Services (particularly transport, catering and entertainment) have been the epicentre of China’s Covid-19 shock.  There are no overall numbers for resumption rates in services, but various numbers indicate that the services sector is still operating clearly below pre-corona levels. That is particularly true for consumer-related services, while production-related services are doing better. The road congestion index in the four tier-one cities (Beijing, Shanghai, Guangzhou, Shenzhen) is more or less back to pre-corona levels. However, nationwide passenger transportation data (by road, railway, air and waterway) remain at 40% of 2019 levels. Catering-related services are still way below normal capacity. In mid-April, around 50% of catering enterprises had reopened. In March, catering-related spending was down 46% yoy, versus 16% for overall retail sales.


Domestic demand still weak but gradually recovering, …

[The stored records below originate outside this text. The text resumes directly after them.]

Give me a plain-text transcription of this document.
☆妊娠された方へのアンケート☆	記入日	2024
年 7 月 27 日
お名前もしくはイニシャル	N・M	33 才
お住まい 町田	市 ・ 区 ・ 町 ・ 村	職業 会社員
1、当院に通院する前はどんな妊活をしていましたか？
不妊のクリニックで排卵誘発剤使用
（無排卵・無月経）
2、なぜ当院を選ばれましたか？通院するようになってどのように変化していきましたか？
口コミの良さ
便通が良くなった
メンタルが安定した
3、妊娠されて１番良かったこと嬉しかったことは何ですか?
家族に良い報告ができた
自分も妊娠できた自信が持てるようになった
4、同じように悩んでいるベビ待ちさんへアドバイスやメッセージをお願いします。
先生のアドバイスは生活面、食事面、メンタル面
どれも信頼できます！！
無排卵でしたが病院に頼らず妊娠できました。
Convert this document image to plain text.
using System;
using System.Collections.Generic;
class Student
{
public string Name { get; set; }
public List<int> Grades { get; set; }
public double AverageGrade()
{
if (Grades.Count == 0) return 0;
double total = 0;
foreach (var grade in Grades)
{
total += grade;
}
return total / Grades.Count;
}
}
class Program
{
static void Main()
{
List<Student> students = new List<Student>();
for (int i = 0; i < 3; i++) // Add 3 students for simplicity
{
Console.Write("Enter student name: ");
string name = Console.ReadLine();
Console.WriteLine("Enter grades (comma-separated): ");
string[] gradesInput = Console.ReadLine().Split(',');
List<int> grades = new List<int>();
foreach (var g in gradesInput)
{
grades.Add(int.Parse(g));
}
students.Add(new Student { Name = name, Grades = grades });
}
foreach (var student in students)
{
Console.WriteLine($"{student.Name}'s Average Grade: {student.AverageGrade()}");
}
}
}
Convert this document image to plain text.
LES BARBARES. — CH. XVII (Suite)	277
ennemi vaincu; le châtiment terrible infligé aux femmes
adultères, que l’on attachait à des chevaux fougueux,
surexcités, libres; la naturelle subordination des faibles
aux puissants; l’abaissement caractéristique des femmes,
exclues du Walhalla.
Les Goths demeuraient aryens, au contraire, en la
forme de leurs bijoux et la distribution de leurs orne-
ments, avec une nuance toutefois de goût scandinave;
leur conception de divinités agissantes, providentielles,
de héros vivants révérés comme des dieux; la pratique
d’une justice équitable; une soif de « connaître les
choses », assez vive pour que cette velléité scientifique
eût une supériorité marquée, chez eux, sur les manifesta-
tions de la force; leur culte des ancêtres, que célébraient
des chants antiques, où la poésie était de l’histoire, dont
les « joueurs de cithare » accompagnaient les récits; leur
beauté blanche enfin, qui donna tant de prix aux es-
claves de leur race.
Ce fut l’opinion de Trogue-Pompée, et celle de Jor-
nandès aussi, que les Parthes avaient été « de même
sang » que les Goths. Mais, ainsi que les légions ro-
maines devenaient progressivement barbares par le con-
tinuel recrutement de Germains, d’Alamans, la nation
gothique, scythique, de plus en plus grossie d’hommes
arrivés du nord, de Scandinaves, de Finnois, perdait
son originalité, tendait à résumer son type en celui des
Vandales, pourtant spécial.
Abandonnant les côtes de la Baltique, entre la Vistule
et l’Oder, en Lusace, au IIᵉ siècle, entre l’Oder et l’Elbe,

Notwithstanding the pick-up in China’s industrial sectors, serious challenges remain. Domestic demand has yet to recover, although there are some tentative signs of stabilisation. In March, annual retail sales growth was still in contraction territory at -15.8% yoy (Jan/Feb: -20.5), illustrating that private consumption is still well below pre-corona levels. That partly reflects a rise in unemployment (the official rate has risen from around 5% to 6%) and a drop in consumer confidence, but also behavioural changes (consumers have become more cautious and restrict themselves despite the lifting of official restrictions) and social distancing measures. Fixed investment (ex rural) was also still sharply down in annual terms, at -16.1% yoy ytd. We expect domestic demand to gradually recover in Q2, helped by policy stimulus. The government is stepping up monetary and fiscal easing, while refraining from Western-style big bazooka programmes as that runs counter to their longer-term goal of keeping a lid on overall leverage.

… while external demand is bound to fall sharply in Q2

China’s foreign trade data for March were not particularly good, but clearly better than the numbers for January-February combined (when lockdowns and other restrictions weighed heavily on activity). Exports (in dollar terms) contracted by 6.6% yoy versus -17.2% in Jan/Feb. Imports contracted by only 0.9% yoy versus -4% in Jan/Feb. It is likely that the improvement of the foreign trade data in March stems from some post-lockdown pent-up flows in foreign trade. That effect may well be less visible in April. Moreover, we expect that headwinds to Chinese exports will rise sharply in Q2, as the spread of Covid-19 has caused lockdowns around the globe that will lead to a collapse in global GDP and trade growth. That will weigh heavily on external demand for Chinese products and will create a negative feedback loop on export-oriented industrial activity again. That said, China’s economy is now much less export oriented compared to the first decade of this century.